In this opinion the other judges concurred.
General Statutes § 14-215 provides: “(a)Noperson to whom an operator’s license has been refused, or whose operator’s license or right to operate a motor vehicle in this state has been suspended or revoked, shall operate any motor vehicle during the period of such refusal, suspension or revocation. No person shall operate or cause to be operated any motor vehicle, the registration of which has been refused, suspended or revoked, or any motor vehicle, the right to operate which has been suspended or revoked.
“(b) Except as provided in subsection (c) of this section, any person who violates any provision of subsection (a) of this section shall be fined not less than one hundred fifty dollars nor more than two hundred dollars or imprisoned not more than ninety days or be both fined and imprisoned for the first offense, and for any subsequent offense shall be fined not less than two hundred dollars nor more than six hundred dollars or imprisoned not more than one year or be both fined and imprisoned.
“(c) Any person who operates any motor vehicle during the period his operator’s license or right to operate a motor vehicle in this state is under suspension or revocation on account of a violation of subsection (a) of section 14-227a or section 53a-56b or 53a-60d or pursuant to section 14-227b, shall be fined not less than five hundred dollars nor more than one thousand dollars and imprisoned not more than one year, and, in the absence of any mitigating circumstances as determined by the court, thirty consecutive days of the sentence imposed may not be suspended or reduced in any manner. The court shall specifically state in writing for the record the mitigating circumstances, or the absence thereof.”
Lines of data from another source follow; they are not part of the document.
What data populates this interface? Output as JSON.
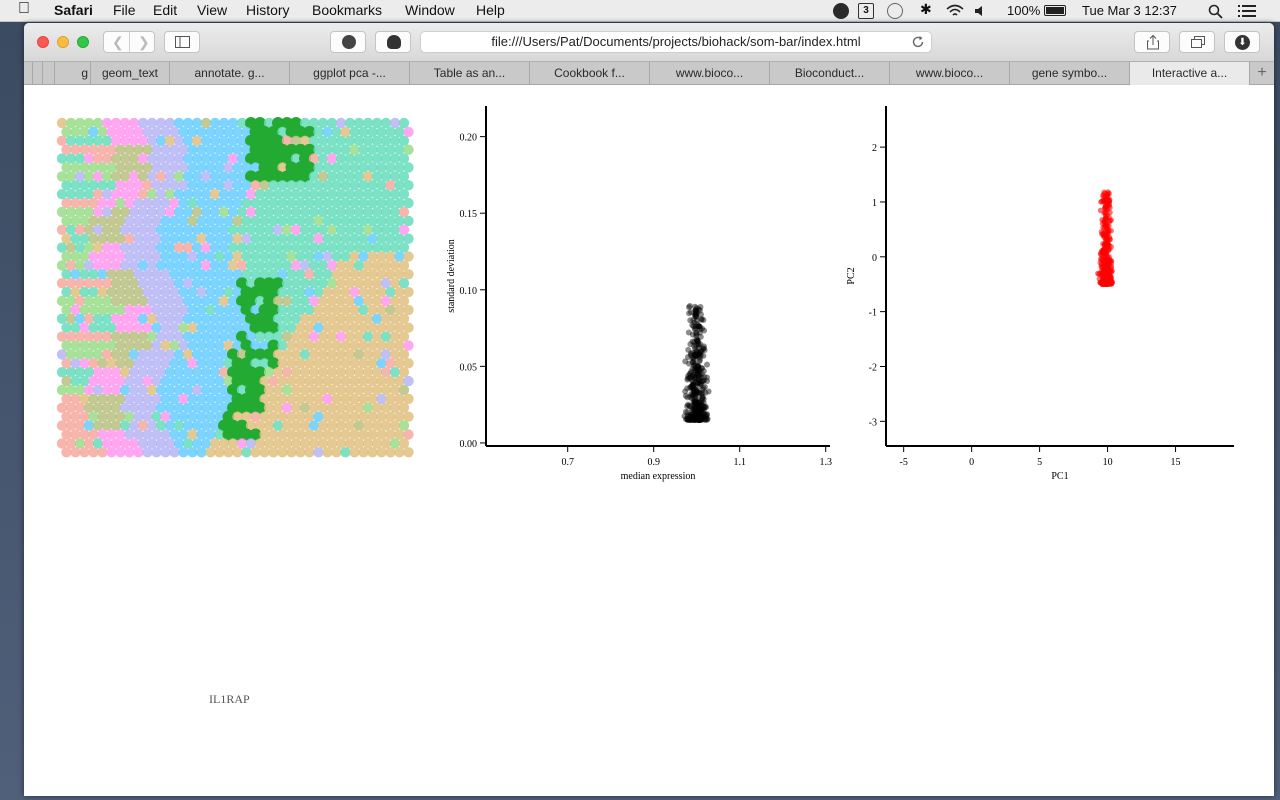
{
  "menubar": {
    "app": "Safari",
    "items": [
      "File",
      "Edit",
      "View",
      "History",
      "Bookmarks",
      "Window",
      "Help"
    ],
    "status_icons": [
      "grammarly-icon",
      "calendar-badge-icon",
      "time-machine-icon",
      "bluetooth-icon",
      "wifi-icon",
      "volume-icon"
    ],
    "calendar_badge": "3",
    "battery": "100%",
    "clock": "Tue Mar 3  12:37"
  },
  "toolbar": {
    "url": "file:///Users/Pat/Documents/projects/biohack/som-bar/index.html"
  },
  "tabs": [
    {
      "label": "g"
    },
    {
      "label": "geom_text"
    },
    {
      "label": "annotate. g..."
    },
    {
      "label": "ggplot pca -..."
    },
    {
      "label": "Table as an..."
    },
    {
      "label": "Cookbook f..."
    },
    {
      "label": "www.bioco..."
    },
    {
      "label": "Bioconduct..."
    },
    {
      "label": "www.bioco..."
    },
    {
      "label": "gene symbo..."
    },
    {
      "label": "Interactive a..."
    }
  ],
  "som": {
    "palette": [
      "#f5a9a0",
      "#ff99ee",
      "#b5b5f5",
      "#66ccff",
      "#66ddbb",
      "#b8c080",
      "#99dd88",
      "#e0c080"
    ],
    "highlight_color": "#22aa33",
    "hovered_gene": "IL1RAP"
  },
  "chart_data": [
    {
      "type": "scatter",
      "xlabel": "median expression",
      "ylabel": "standard deviation",
      "xticks": [
        0.7,
        0.9,
        1.1,
        1.3
      ],
      "yticks": [
        0.0,
        0.05,
        0.1,
        0.15,
        0.2
      ],
      "xlim": [
        0.51,
        1.31
      ],
      "ylim": [
        -0.002,
        0.22
      ],
      "color": "#000000",
      "cluster": {
        "x_center": 1.0,
        "x_spread": 0.02,
        "y_range": [
          0.015,
          0.09
        ],
        "n_points": 380
      }
    },
    {
      "type": "scatter",
      "xlabel": "PC1",
      "ylabel": "PC2",
      "xticks": [
        -5,
        0,
        5,
        10,
        15
      ],
      "yticks": [
        2,
        1,
        0,
        -1,
        -2,
        -3
      ],
      "xlim": [
        -6.3,
        19.3
      ],
      "ylim": [
        -3.45,
        2.75
      ],
      "color": "#ff0000",
      "cluster": {
        "x_center": 9.9,
        "x_spread": 0.4,
        "y_range": [
          -0.5,
          1.2
        ],
        "n_points": 300
      }
    }
  ]
}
The defendant’s sentence was to run concurrently with a sentence that he previously had received.
In charging on the second element, the court instructed the jury in relevant part as follows: “The law defines ‘parking area’ as lots, areas or other accommodations for the parking of motor vehicles off the street or highway and open to the public use with or without charge.
“Now, with regard to that, open to the public. For an area to be open to the public, it does not have to be open to everybody all the time. The essential feature of public use is that it is not confined to a privileged individual. It is not confined to privileged individuals or groups whose fitness or eligibility is gauged by some predetermined criteria, but is open to the indefinite public. It is the indefiniteness or unrestricted quality of potential users that gives a use its public character. Any parking lot which the general public has access to is a public parking lot for purposes of this case.”